In June, the Biologic Therapeutics Center at the Washington University School of Medicine and the Jewish Federation of St. Louis’ Maimonides Society will bring Skorecki to St. Louis for two seminars. In addition to a scientific seminar, Skorecki will speak to lay audiences at 4:30 p.m. Monday, June 3 on “The Genetics of Being Jewish” (see infobox for more details).
Skorecki made time recently to speak about his work.
What is “population genetics?”
Population genetics is a scientific discipline in which patterns of genetic diversity are examined at the level of geographically or ethnically defined groups of people.
How and when did you become interested in the field?
I studied population genetics as part of my undergraduate university studies but actually had begun reading about the early days of molecular genetics in high school. Throughout my undergraduate and postgraduate training in medicine and nephrology, I continued to follow the rapidly burgeoning developments in DNA analysis and molecular biology.
So then you began your research?
In the mid-1990s, my colleagues and I began a series of studies trying to use DNA markers as a tool to understand the demographic history of population groups, with an initial emphasis on Jewish population groups. This initial interest then rapidly expanded to many other population groups and their interrelations.
What does genetic analysis teach us?
That all humans are part of one family originating in Northeast Africa in antiquity, and that this family has many diverse branches. The Jewish people scattered throughout many diaspora communities, for the most part clustering on a branch originating in the Near East some 3000 years ago, with numerous subsequent bidirectional genetic and cultural influences throughout the diaspora dispersions and migrations.
What will audience members learn from your talk in St. Louis on “The Genetics of Being Jewish?”
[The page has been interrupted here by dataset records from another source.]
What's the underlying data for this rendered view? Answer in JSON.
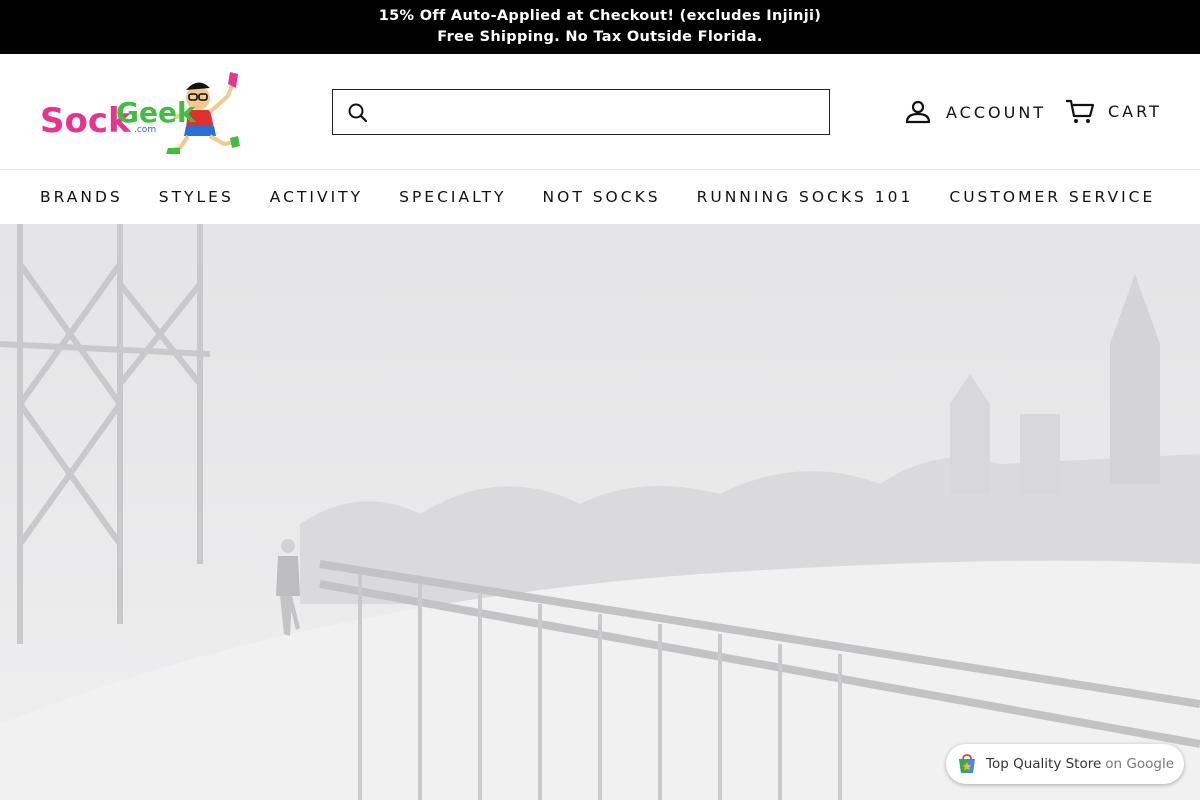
{
  "announcement": {
    "line1": "15% Off Auto-Applied at Checkout! (excludes Injinji)",
    "line2": "Free Shipping. No Tax Outside Florida."
  },
  "header": {
    "logo_text": "SockGeek",
    "logo_suffix": ".com",
    "search": {
      "value": "",
      "placeholder": ""
    },
    "account_label": "ACCOUNT",
    "cart_label": "CART"
  },
  "nav": {
    "items": [
      {
        "label": "BRANDS"
      },
      {
        "label": "STYLES"
      },
      {
        "label": "ACTIVITY"
      },
      {
        "label": "SPECIALTY"
      },
      {
        "label": "NOT SOCKS"
      },
      {
        "label": "RUNNING SOCKS 101"
      },
      {
        "label": "CUSTOMER SERVICE"
      }
    ]
  },
  "hero": {
    "scene": "snowy-bridge-runner"
  },
  "badge": {
    "primary": "Top Quality Store",
    "secondary": "on Google"
  },
  "colors": {
    "announcement_bg": "#000000",
    "logo_pink": "#e8348f",
    "logo_green": "#3fbf3f",
    "logo_blue": "#2a6fd6"
  }
}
One can use DNA markers as an adjunctive tool alongside other means of learning about human history. Use of DNA markers complements linguistics, archival records, archeology and many other scholarly disciplines that aim to unravel recent and remote human history in an objective hypothesis-based, but agenda-free manner.
When did you decide to become a doctor and what led you to choose a career in medicine?
Although I thought about becoming a physician during my youth and high school years, my initial main interests were physics and mathematics. However, I felt that the application of scientific knowledge to interpersonal human interaction was an avenue that I preferred.
What is next for you? What avenues of research will you pursue in the future?
The beauty of scientific research is that opening a particular door leads to a new avenue that I could not have predicted – and therefore I refrain from predicting the avenues for research that might open up in the future. To quote Ralph Waldo Emerson: “Do not go where the path may lead, go instead where there is no path and leave a trail.”